The formation test is one of the most hazardous operations encountered in drilling and completing oil and gas wells. The potential for stuck tools, blowouts, lost circulations, etc., is greatly increased.

A drill stem test is performed by setting a packer above the formation to be tested, and allowing the formation to flow. Down hole chokes can be incorporated in the test string to limit surface pressures and flow rates to the capabilities of the surface equipment to handle or dispose of the produced fluid.

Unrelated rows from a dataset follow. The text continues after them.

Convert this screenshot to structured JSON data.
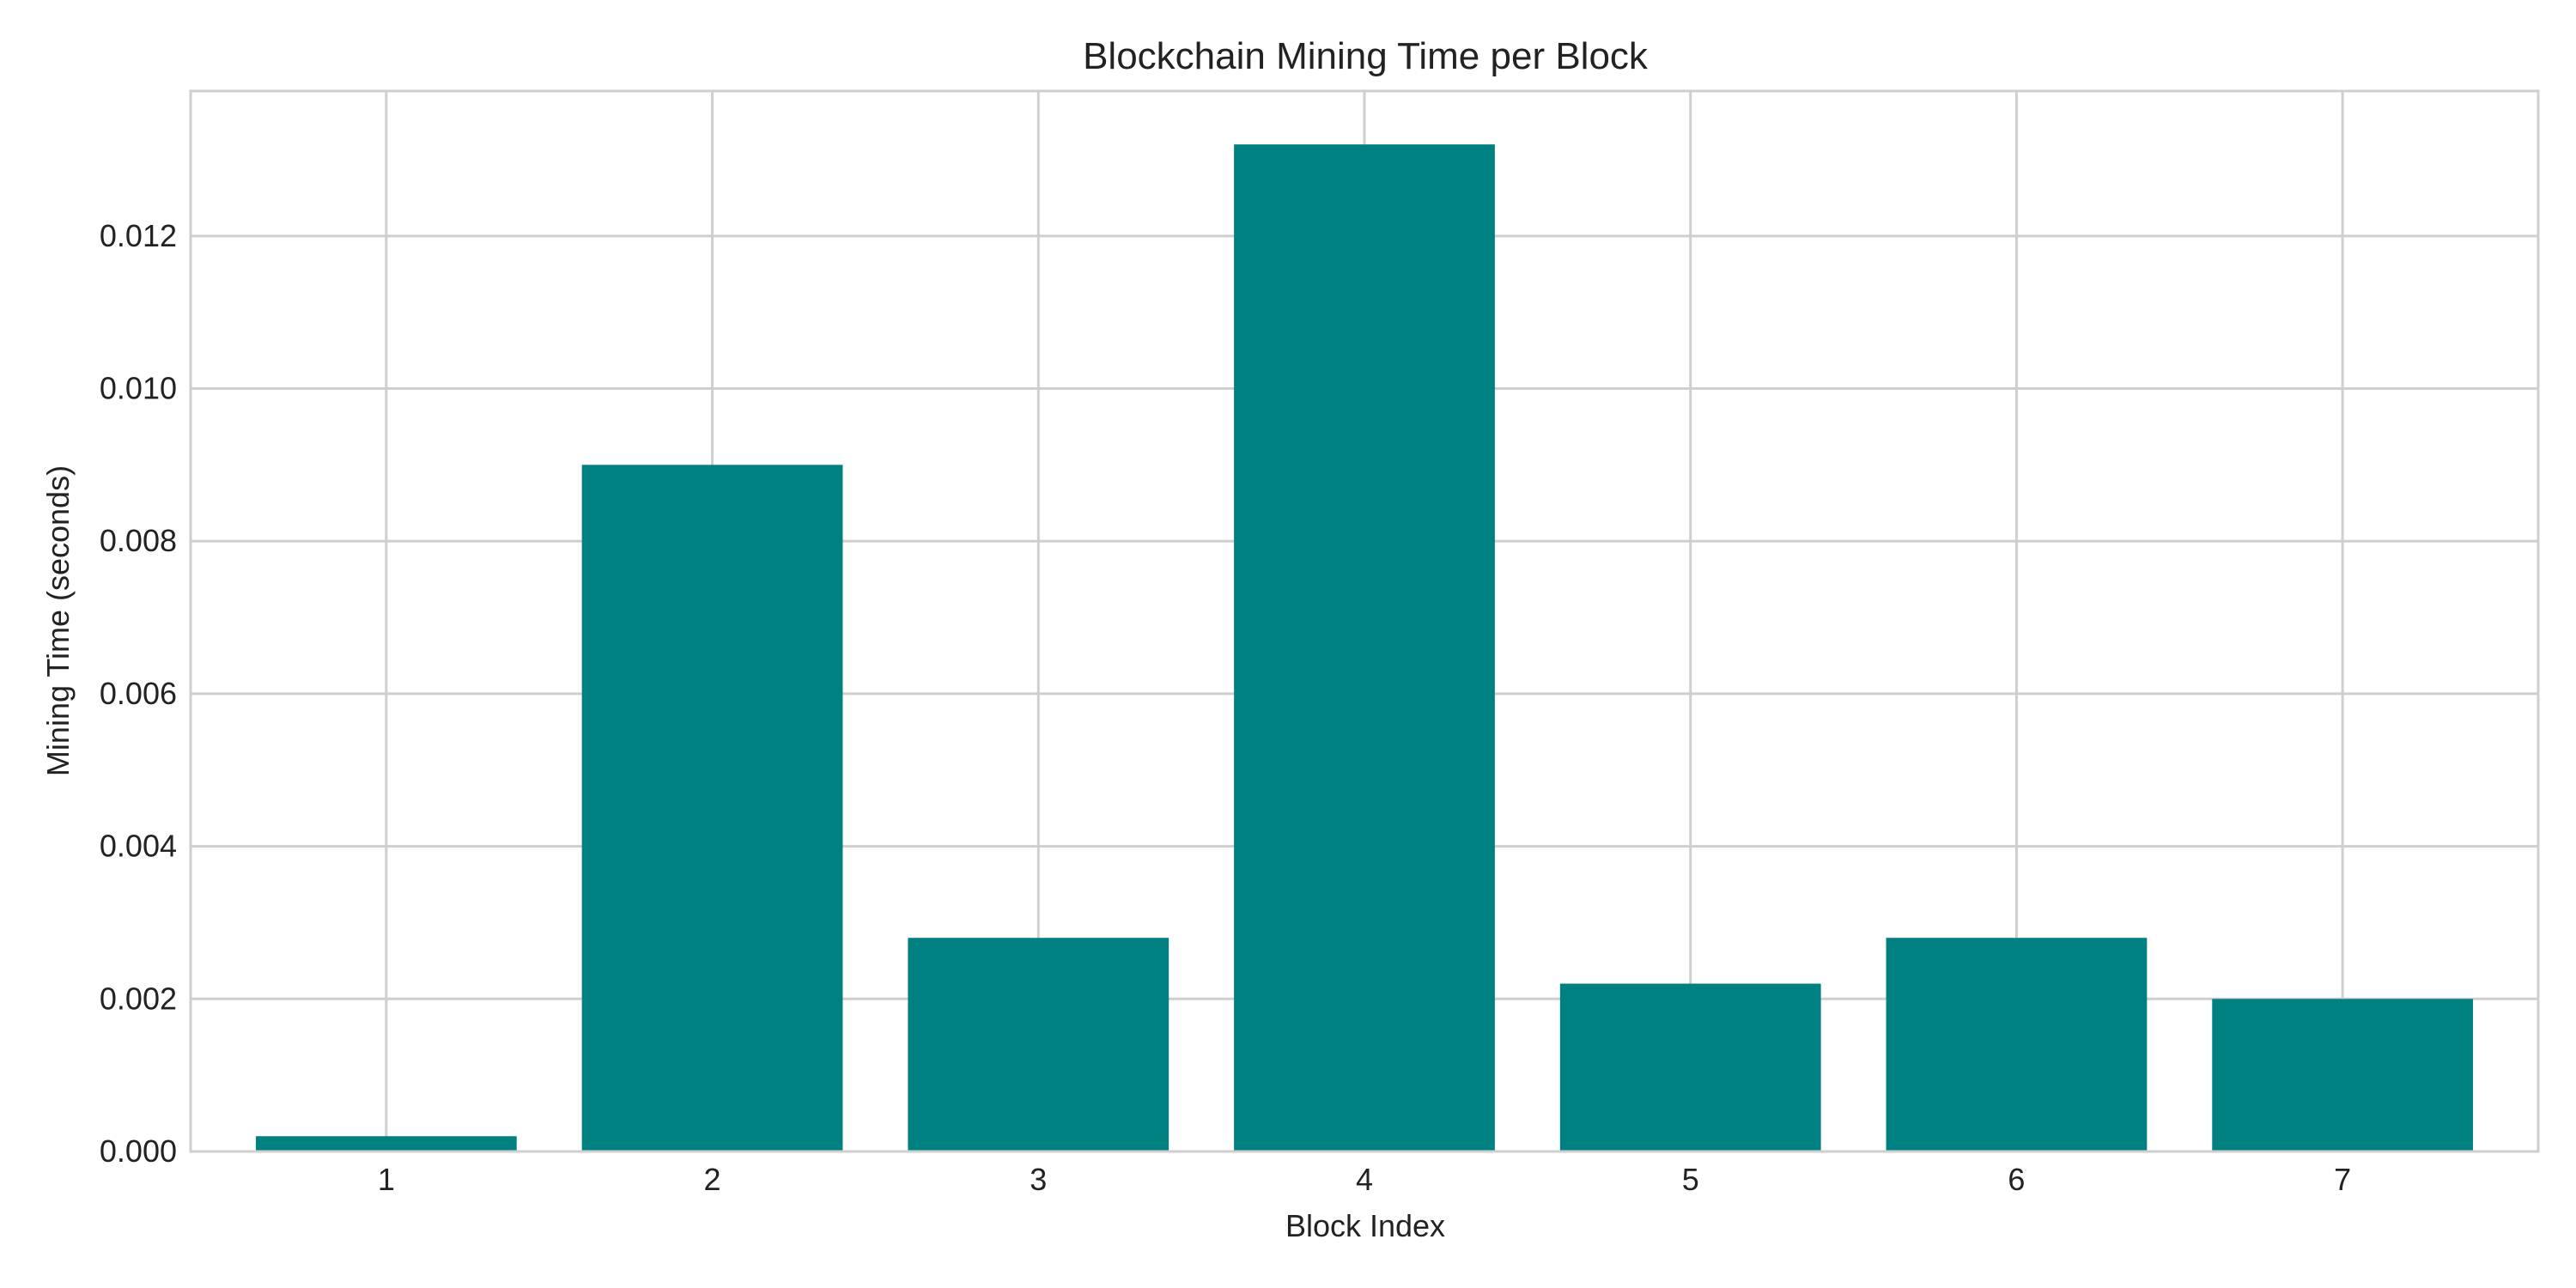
{
  "chart_data": {
    "type": "bar",
    "title": "Blockchain Mining Time per Block",
    "xlabel": "Block Index",
    "ylabel": "Mining Time (seconds)",
    "categories": [
      "1",
      "2",
      "3",
      "4",
      "5",
      "6",
      "7"
    ],
    "values": [
      0.0002,
      0.009,
      0.0028,
      0.0132,
      0.0022,
      0.0028,
      0.002
    ],
    "ylim": [
      0,
      0.0139
    ],
    "yticks": [
      0.0,
      0.002,
      0.004,
      0.006,
      0.008,
      0.01,
      0.012
    ],
    "ytick_labels": [
      "0.000",
      "0.002",
      "0.004",
      "0.006",
      "0.008",
      "0.010",
      "0.012"
    ],
    "grid": true,
    "bar_color": "#008080",
    "grid_color": "#cfcfcf",
    "legend": null
  }
}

During the course of the test, the bore hole or casing below the packer, and at least a portion of the drill pipe or tubing, is filled with formation fluid. At the conclusion of the test, this fluid must be removed by proper well control techniques to return the well to a safe condition. Failure to follow the correct procedures to kill the well could lead to a blowout.

b) Drilling Into an Adjacent Well

Drilling into an adjacent well is a potential problem, particularly offshore where a large number of directional wells are drilled from the same platform. If the drilling well penetrates the production string of a previously completed well, the formation fluid from the completed well will enter the wellbore of the drilling well, causing a kick.

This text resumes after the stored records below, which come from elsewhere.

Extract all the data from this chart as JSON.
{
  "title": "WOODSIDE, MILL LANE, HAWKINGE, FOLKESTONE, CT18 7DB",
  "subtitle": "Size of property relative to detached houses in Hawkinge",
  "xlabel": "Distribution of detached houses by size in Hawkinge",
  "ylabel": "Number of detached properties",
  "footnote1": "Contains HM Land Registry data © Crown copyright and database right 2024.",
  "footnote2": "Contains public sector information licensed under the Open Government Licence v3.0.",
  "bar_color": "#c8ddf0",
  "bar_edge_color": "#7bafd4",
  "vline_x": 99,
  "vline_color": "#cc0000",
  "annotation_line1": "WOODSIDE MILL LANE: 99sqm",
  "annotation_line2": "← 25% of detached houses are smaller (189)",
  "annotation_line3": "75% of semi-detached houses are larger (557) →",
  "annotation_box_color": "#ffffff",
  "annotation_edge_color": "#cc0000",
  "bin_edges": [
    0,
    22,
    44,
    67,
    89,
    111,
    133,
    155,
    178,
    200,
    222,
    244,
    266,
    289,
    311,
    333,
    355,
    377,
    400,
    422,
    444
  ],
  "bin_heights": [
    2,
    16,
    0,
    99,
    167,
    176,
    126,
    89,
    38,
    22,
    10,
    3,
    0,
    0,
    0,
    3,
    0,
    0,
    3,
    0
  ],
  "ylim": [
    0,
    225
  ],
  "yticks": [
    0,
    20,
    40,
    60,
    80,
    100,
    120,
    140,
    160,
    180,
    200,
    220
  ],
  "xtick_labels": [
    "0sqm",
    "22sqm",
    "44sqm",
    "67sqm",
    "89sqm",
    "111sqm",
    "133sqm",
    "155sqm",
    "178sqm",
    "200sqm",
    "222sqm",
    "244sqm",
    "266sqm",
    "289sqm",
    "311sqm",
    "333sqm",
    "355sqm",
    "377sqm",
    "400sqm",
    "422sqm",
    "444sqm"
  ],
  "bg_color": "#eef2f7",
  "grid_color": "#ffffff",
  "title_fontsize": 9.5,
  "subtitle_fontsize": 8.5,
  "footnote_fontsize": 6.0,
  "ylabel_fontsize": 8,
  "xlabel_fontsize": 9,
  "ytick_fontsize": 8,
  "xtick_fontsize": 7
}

If this occurs at a shallow depth, it is an extremely dangerous situation and could easily result in an uncontrolled blowout.

c) Excessive Drilling Rate Through a Gas Sand/Limestone

When drilling a gas bearing formation, the mud weight will be gas cut due to the gas breaking out of the pore space of the cuttings near the surface. The severity of the influx will depend on the penetration rate, porosity and permeability, and is independent of mud weight.

The importance attached to gas cutting is that gas is entering the wellbore in small quantities, which calls for caution. Degassing is necessary to ensure that good mud is being pumped back into the hole to prevent the percentage of gas from increasing with each circulation, which would allow greater and greater bottom hole hydrostatic pressure reductions.

Reduction in Hydrostatic Head Due to Gas Cutting of the Mud

Most of mud cutting is close to surface. Divert flow through choke manifold to prevent belching and to safely contain gas through mud gas separator. Time drill the gas cap to prevent severe gas cutting of mud.

Gas cutting alone does not indicate the well is kicking, unless it is associated with pit gain. Allowing the well to belch over the nipple could cause reduction in hydrostatic pressure to the point that the formation would start flowing, resulting in a kick.